We were facing a growth challenge but
we also had to make profit. So, we had to be creative with the resources that we had. In this situation you have to consider your options carefully. You can only spend the money once, so the question is, what do you invest it in?”

So you put a whole lot of e ort into getting this right, but what did it ultimately deliver? Did it have effect and if so what?
“We had experienced a three-year decline, but after one year of Bitsing we had broken this trend and accomplished turnover growth. My team did this by no longer investing in blunt pencils: markets, target groups, products and initiatives. Instead we used the available time in a productive way, as prescribed by the pencils analysis. In addition, we compared our marketing, sales and after sales activities with the Bitser steps, to check that each target group on a particular step was getting the attention it deserved. This provided a clear overview of the roles of our marketing and sales departments,
as well as account management. While previously marketing had expected sales to do everything and, of course, vice versa. We got a lot of help in making the right choices by checking, a few times a year, where we are investing our time and available budget – using the pencils analysis and the BITSER steps.”
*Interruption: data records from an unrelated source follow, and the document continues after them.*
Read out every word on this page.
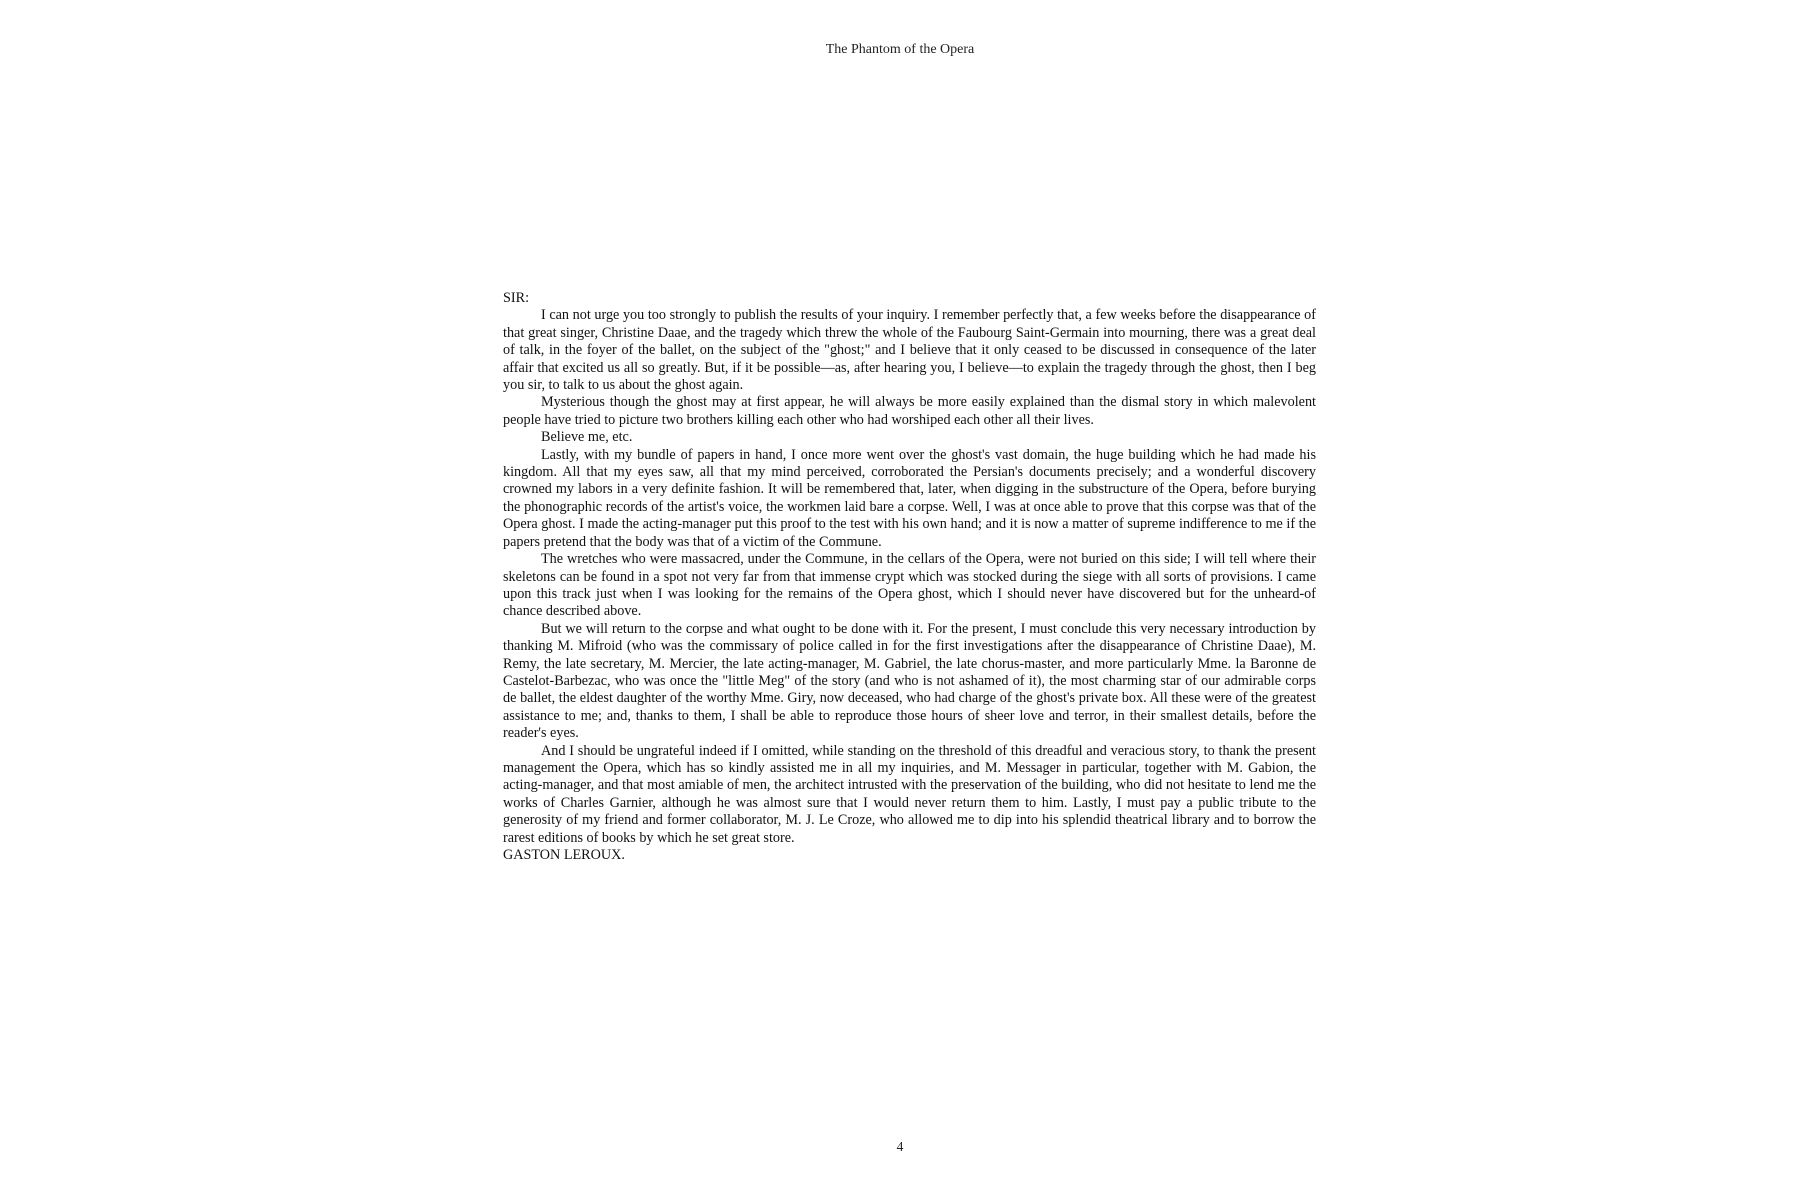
The Phantom of the Opera

SIR:

I can not urge you too strongly to publish the results of your inquiry. I remember perfectly that, a few weeks before the disappearance of that great singer, Christine Daae, and the tragedy which threw the whole of the Faubourg Saint-Germain into mourning, there was a great deal of talk, in the foyer of the ballet, on the subject of the "ghost;" and I believe that it only ceased to be discussed in consequence of the later affair that excited us all so greatly. But, if it be possible—as, after hearing you, I believe—to explain the tragedy through the ghost, then I beg you sir, to talk to us about the ghost again.

Mysterious though the ghost may at first appear, he will always be more easily explained than the dismal story in which malevolent people have tried to picture two brothers killing each other who had worshiped each other all their lives.

Believe me, etc.

Lastly, with my bundle of papers in hand, I once more went over the ghost's vast domain, the huge building which he had made his kingdom. All that my eyes saw, all that my mind perceived, corroborated the Persian's documents precisely; and a wonderful discovery crowned my labors in a very definite fashion. It will be remembered that, later, when digging in the substructure of the Opera, before burying the phonographic records of the artist's voice, the workmen laid bare a corpse. Well, I was at once able to prove that this corpse was that of the Opera ghost. I made the acting-manager put this proof to the test with his own hand; and it is now a matter of supreme indifference to me if the papers pretend that the body was that of a victim of the Commune.

The wretches who were massacred, under the Commune, in the cellars of the Opera, were not buried on this side; I will tell where their skeletons can be found in a spot not very far from that immense crypt which was stocked during the siege with all sorts of provisions. I came upon this track just when I was looking for the remains of the Opera ghost, which I should never have discovered but for the unheard-of chance described above.

But we will return to the corpse and what ought to be done with it. For the present, I must conclude this very necessary introduction by thanking M. Mifroid (who was the commissary of police called in for the first investigations after the disappearance of Christine Daae), M. Remy, the late secretary, M. Mercier, the late acting-manager, M. Gabriel, the late chorus-master, and more particularly Mme. la Baronne de Castelot-Barbezac, who was once the "little Meg" of the story (and who is not ashamed of it), the most charming star of our admirable corps de ballet, the eldest daughter of the worthy Mme. Giry, now deceased, who had charge of the ghost's private box. All these were of the greatest assistance to me; and, thanks to them, I shall be able to reproduce those hours of sheer love and terror, in their smallest details, before the reader's eyes.

And I should be ungrateful indeed if I omitted, while standing on the threshold of this dreadful and veracious story, to thank the present management the Opera, which has so kindly assisted me in all my inquiries, and M. Messager in particular, together with M. Gabion, the acting-manager, and that most amiable of men, the architect intrusted with the preservation of the building, who did not hesitate to lend me the works of Charles Garnier, although he was almost sure that I would never return them to him. Lastly, I must pay a public tribute to the generosity of my friend and former collaborator, M. J. Le Croze, who allowed me to dip into his splendid theatrical library and to borrow the rarest editions of books by which he set great store.

GASTON LEROUX.

4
So what role will Bitsing play in your future?
Kristien is firm. “We will keep using it. It’s automatic now – part of our daily processes. It defines what we have to do. For instance if our European market leader position means we have to innovate, if we have to try out something new, we no longer blindly commit people and use budgets already allocated
for other purposes. We don’t touch them. We examine step by step whether the innovation will develop into something worthwhile, whether it has the potential to become a sharp pencil. We also do things like entering partnerships in order to limit risks and maintain the correct degree of focus. When you are forced to not just throw money at an opportunity you become far more creative in your approach.”

And then you received the commercial director of the year award.
Kristien continues, her tone modest, “Yes, I am proud that we turned the trend around in the two and a half years that I’ve been here. My motto is ‘dream it, believe it, achieve it’. Which is also about our dream – to be the number one coffee experience. You have to make your dream concrete. Each department has given its own interpretation to our dream. Keeping our core values and Golden Egg in mind.